Customer Acquisition · Customer Experience

Dealing with start-up customer loss:

Nik Raja Head of Growth - Churnly

June 29th, 2018


How do you guys currently work to predict customer loss?

Ie how do you zero in on exactly which customers are going to leave you plus how do you calculate exactly when + why the might leave?


Nik - Churnly

Nik Raja Head of Growth - Churnly

July 2nd, 2018

So in follow up, (lets use the example of a B2B SaaS company that generates revenue via a subscription model, with churn equalling a subscription cancellation) what metrics do you look at to pre-emptively anticipate a specific customer planning to churn - how do you then transform said insights into an actionable plan?

I ask because at Churnly we are developing a churn prediction tool, I would like to get an idea of what metrics subscription businesses currently value most highly to make their predictions.

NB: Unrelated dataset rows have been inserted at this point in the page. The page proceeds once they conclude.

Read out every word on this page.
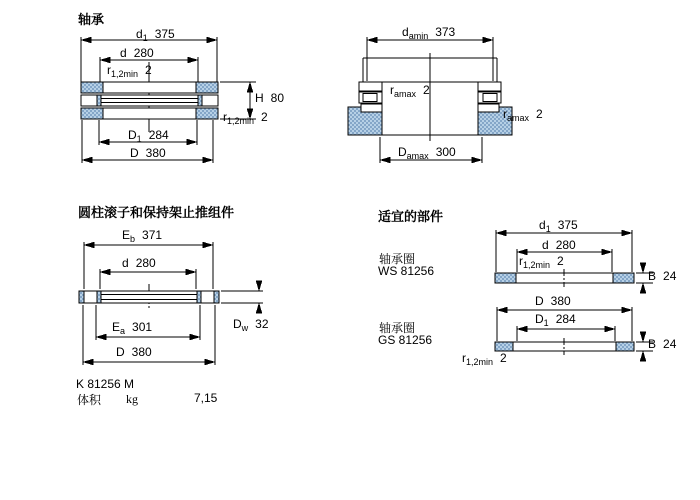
轴承
圆柱滚子和保持架止推组件	适宜的部件
轴承圈
WS 81256
轴承圈
GS 81256
K 81256 M
体积 kg	7,15
$d_1$ 375
d 280
$r_{1,2min}$ 2
H 80
$r_{1,2min}$ 2
$D_1$ 284
D 380
$d_{amin}$ 373
$r_{amax}$ 2
$r_{amax}$ 2
$D_{amax}$ 300
$E_b$ 371
d 280
$E_a$ 301
D 380
$D_w$ 32
$d_1$ 375
d 280
$r_{1,2min}$ 2
B 24
D 380
$D_1$ 284
B 24
$r_{1,2min}$ 2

Dane Madsen Organizational and Operational Strategy Consultant

June 29th, 2018

This is very vague. Is this a B2B or a B2C or a B2B2C or another variation? Churn is directly related to sales cycles and costs. The longer the sales cycle, usually the slower/lower the churn (because the pain of buying and integrating/adoption makes the buyer far more deliberate in the process). Free B2C models (such as apps) many have very high churn (and with some research you can find the benchmark) but definitionally, do you define churn as a user uninstalling the app or simply not using it for a period of time? In a B2B world, losing a full installation or losing users? In an enterprise installation with many users, number of users not using could be churn even if they are still being charged for the user.

David M

July 3rd, 2018

Yes vague and broad question. Manage your customers...get feedback for starters. If you have 10 questions for example and customer service ranks poorly on 90% of those who clearly have a problem with customer service. Could be quality of product..etc. But again, the question has not been thought through very well, or you are not expressing what it is in your know but no one viewing the question would know..which happens a lot.

Nik Raja Head of Growth - Churnly

Last updated on July 4th, 2018

Apologies if my wording makes the question too broad or vague.

Are there any particular metrics that you measure, that give you an indication of when a customer might leave.

For example, do you look at spending patterns, do you look at frequency of purchase or average value of spend.

How do you combine these measurements to produce a predictive analysis of who will leave your company and when?

Or are you guided by intuition on this matter?